Status: Ghost Town
Current Population: None
Peak Population: ~5,000
Primary Mineral: Gold
Aurora was established in the fall of 1860 shortly after rich gold deposits were discovered nearby. The town reached its peak during the summer of 1863 when over 5,000 residents lived among an estimated 1,000 buildings made of wood and locally manufactured brick. Aurora was once famous because both California and Nevada claimed jurisdiction over the town. California relinquished its claim when a federally sponsored boundary line survey reached Aurora in September 1863 and determined that the town was officially three miles inside Nevada.
Samuel Clemens (Mark Twain) was a resident of Aurora for a time and wrote about the experience as part of his book "Roughing It".
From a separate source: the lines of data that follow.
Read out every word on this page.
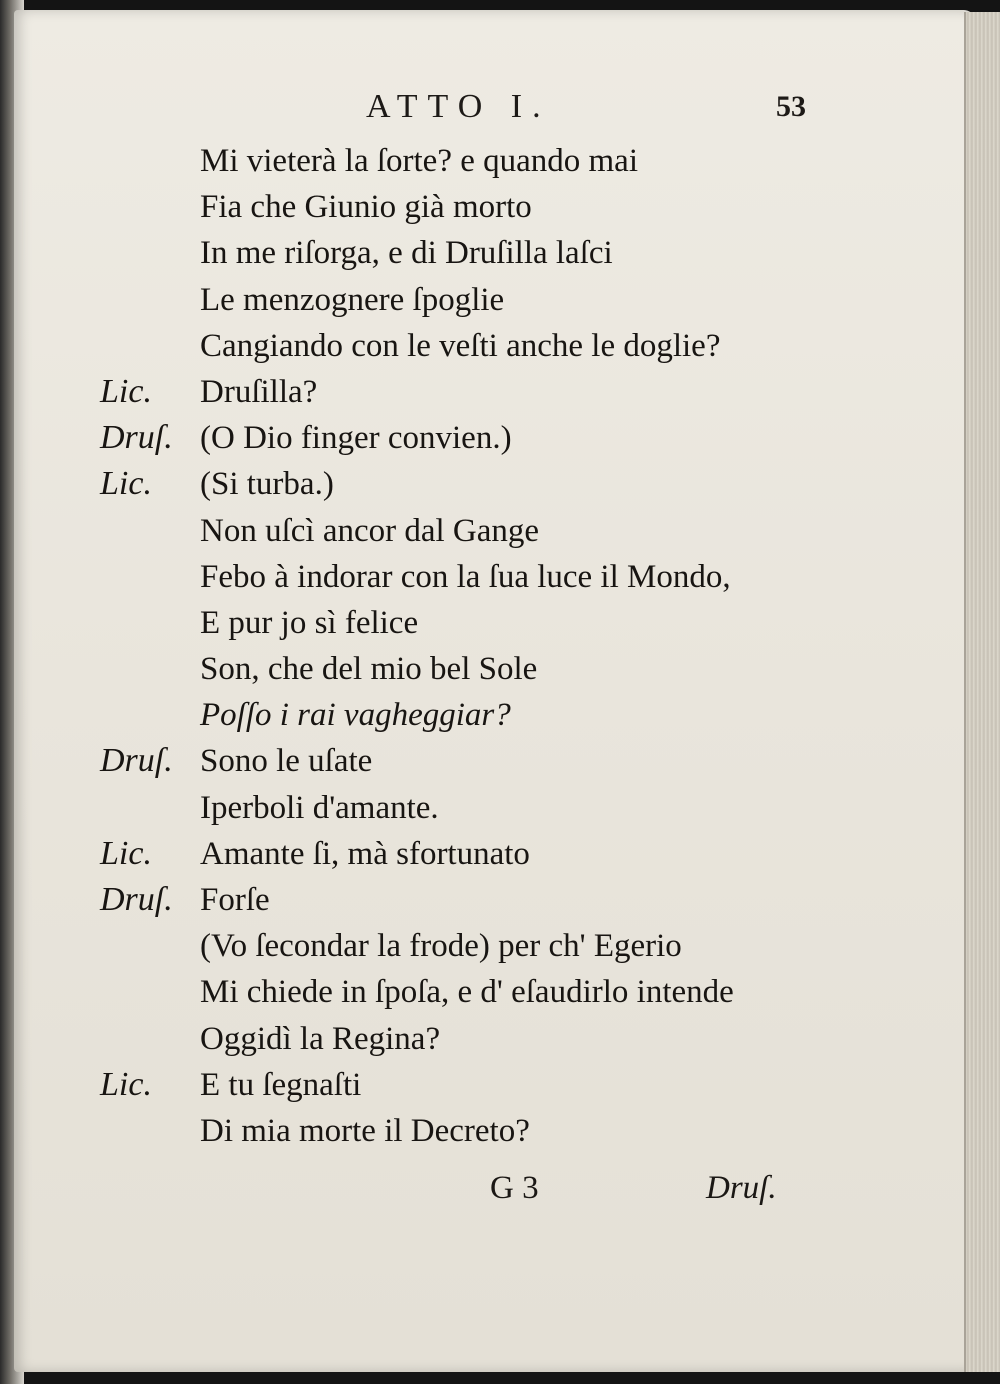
ATTO I.	53
Mi vieterà la ſorte? e quando mai
Fia che Giunio già morto
In me riſorga, e di Druſilla laſci
Le menzognere ſpoglie
Cangiando con le veſti anche le doglie?
Lic. Druſilla?
Druſ. (O Dio finger convien.)
Lic. (Si turba.)
Non uſcì ancor dal Gange
Febo à indorar con la ſua luce il Mondo,
E pur jo sì felice
Son, che del mio bel Sole
Poſſo i rai vagheggiar?
Druſ. Sono le uſate
Iperboli d'amante.
Lic. Amante ſi, mà sfortunato
Druſ. Forſe
(Vo ſecondar la frode) per ch' Egerio
Mi chiede in ſpoſa, e d' eſaudirlo intende
Oggidì la Regina?
Lic. E tu ſegnaſti
Di mia morte il Decreto?
G 3	Druſ.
The ore deposits of this district proved to be shallow and Aurora saw dramatic decline after the Civil War period. By the 1870's there were only a few hundred residents left. The Sanborn fire insurance map states a population of just 180 in November of 1890. The town saw a brief upturn in mining activity during World War I but by 1919 the post office had been closed and Aurora became a ghost town. The last brick building in Aurora was destroyed sometime around 1960. Today the cemetery is all that remains other than a few scattered mining structures.
A few interesting notes from the Sanborn map related to the fire response preparedness of the town in 1890:
No steam & no hand engines. No hose carts. Water facilities: not good.
Domestic water supplied from private wells. Two public cist's or wells. No hose cart or hose. Frame buildings are old & in poor condition.